I don’t hear this one often, but I don’t know of a woman photographer who hasn’t
heard it. If I were a woman photojournalist I think the really big camera would be
upside the head of the guy who said it.

 

DO YOU JUST TAKE PICTURES?

 

People mean to ask, “Are you a reporter?”, but it doesn’t come out quite right.
A variation is,” Are you just a photographer?”  I want to respond that some days
I’m allowed to feed myself. I realize some people need a clarification because
of their interest in my job.

 

THIS IS MY PHOTOGRAPHER

 

Reporters, editors and PR people who ought to know better say this. Photographers
should be allowed to kill them.

 

 

YOU AREN’T GOING TO PUT MY PICTURE IN THE PAPER ARE YOU?

 

No I’m standing here with $20,000 of camera equipment and a press pass around
my neck for no reason. Don’t give it a second thought.

 

 

WHERE DO YOU WANT ME TO STAND?

 

I would like you to do what you do. I would like you to continue to do what brought me
here. Standing around is probably not the reason I’m here.

 

WE CAN REENACT WHAT WE DID BEFORE YOU GOT HERE.

 

I don’t take photographs of people pretending to do things because those photos look
like photos of people, well, pretending to do things. This conversation will be awkward
and the photos may be problematic.

 

NO PICTURES!

 

If you’re going to do something really stupid, but newsworthy you’ll want to do it in your
own home or yard. You have no right to privacy when you’re in public places.

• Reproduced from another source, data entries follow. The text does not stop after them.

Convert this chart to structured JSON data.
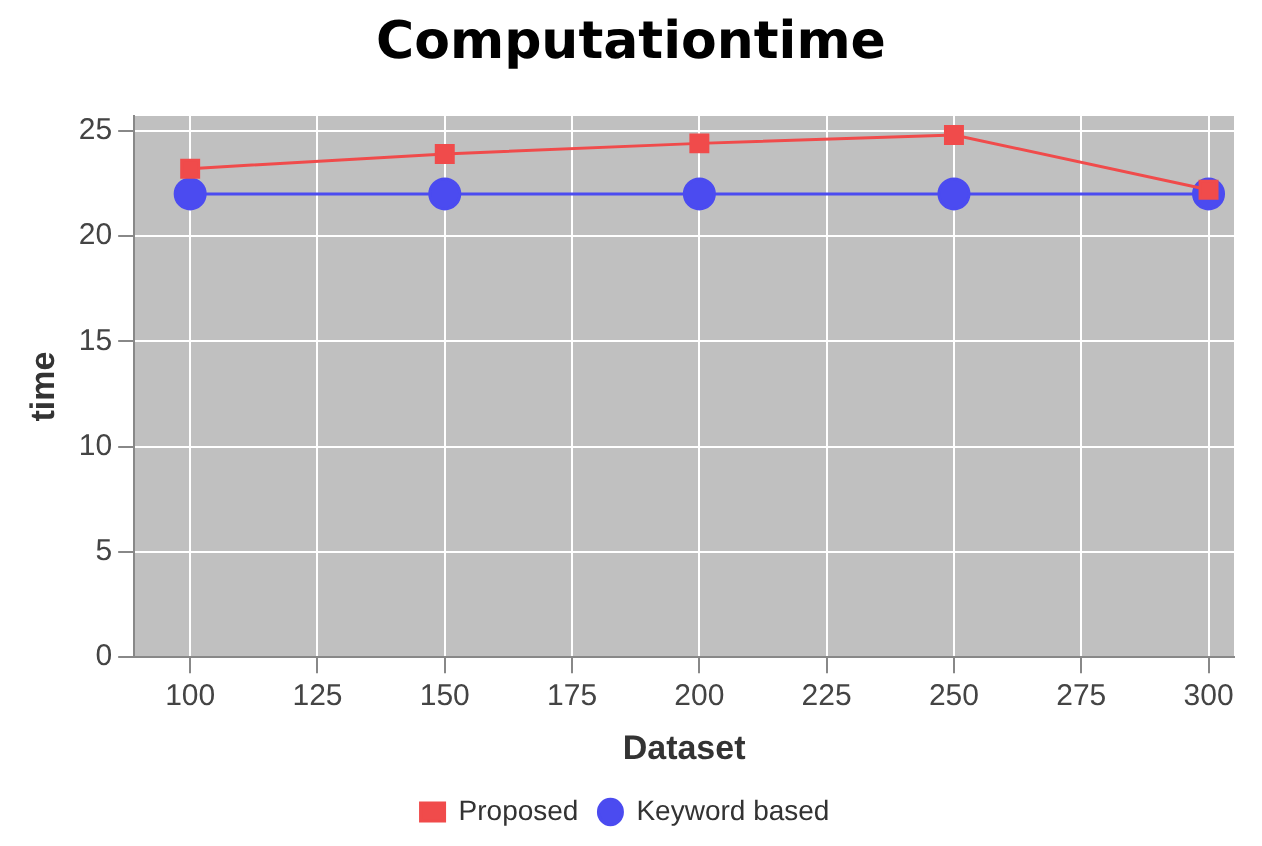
{
  "chart_data": {
    "type": "line",
    "title": "Computationtime",
    "xlabel": "Dataset",
    "ylabel": "time",
    "x": [
      100,
      150,
      200,
      250,
      300
    ],
    "series": [
      {
        "name": "Proposed",
        "color": "#f04b4b",
        "marker": "square",
        "values": [
          23.2,
          23.9,
          24.4,
          24.8,
          22.2
        ]
      },
      {
        "name": "Keyword based",
        "color": "#4b4bf0",
        "marker": "circle",
        "values": [
          22,
          22,
          22,
          22,
          22
        ]
      }
    ],
    "xlim": [
      89,
      305
    ],
    "xticks": [
      100,
      125,
      150,
      175,
      200,
      225,
      250,
      275,
      300
    ],
    "ylim": [
      0,
      25.7
    ],
    "yticks": [
      0,
      5,
      10,
      15,
      20,
      25
    ],
    "grid": true,
    "legend": "bottom",
    "line_style": "solid"
  }
}
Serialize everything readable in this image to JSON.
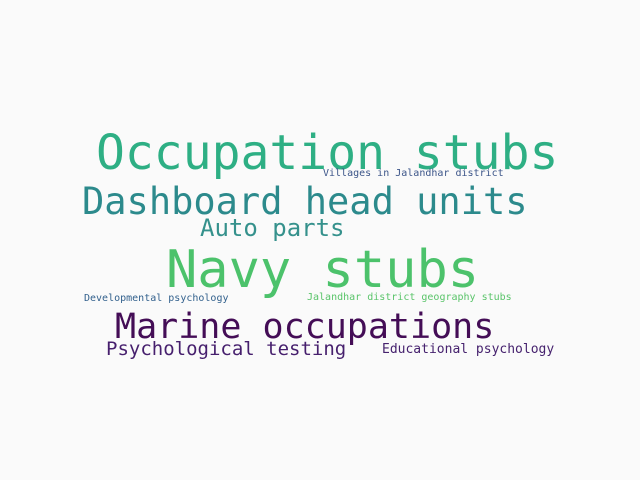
{
  "words": [
    {
      "text": "Occupation stubs",
      "color": "#2eaf84"
    },
    {
      "text": "Navy stubs",
      "color": "#4cc26b"
    },
    {
      "text": "Dashboard head units",
      "color": "#2c8a8c"
    },
    {
      "text": "Marine occupations",
      "color": "#440d56"
    },
    {
      "text": "Auto parts",
      "color": "#35918c"
    },
    {
      "text": "Psychological testing",
      "color": "#461f6d"
    },
    {
      "text": "Educational psychology",
      "color": "#46226e"
    },
    {
      "text": "Villages in Jalandhar district",
      "color": "#3c5589"
    },
    {
      "text": "Jalandhar district geography stubs",
      "color": "#5ac46a"
    },
    {
      "text": "Developmental psychology",
      "color": "#33618d"
    }
  ]
}
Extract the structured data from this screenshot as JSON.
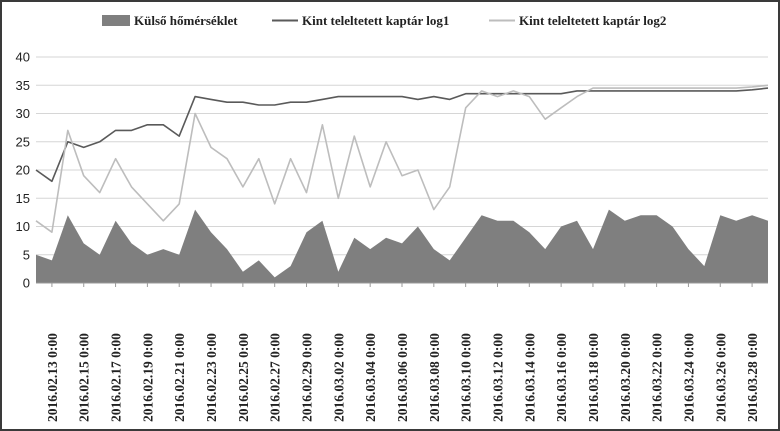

This can
also come from a police officer or a public official, but the same laws apply for the most part.

 

SMILE. SAY CHEESE.

 

Bystanders think they’re being helpful or clever. I have had people yell “Smile” at a man
who just lost his home in a multi-alarm fire. This can be counter productive when parents
are talking to their children. Who is junior going to listen to, mom and dad, or the strange
guy with the cameras?

 

AREN’T YOU DONE YET?

 

I shoot hundreds of photographs. Most photojournalists do, and we keep shooting until
we know we have the photo that tells the story.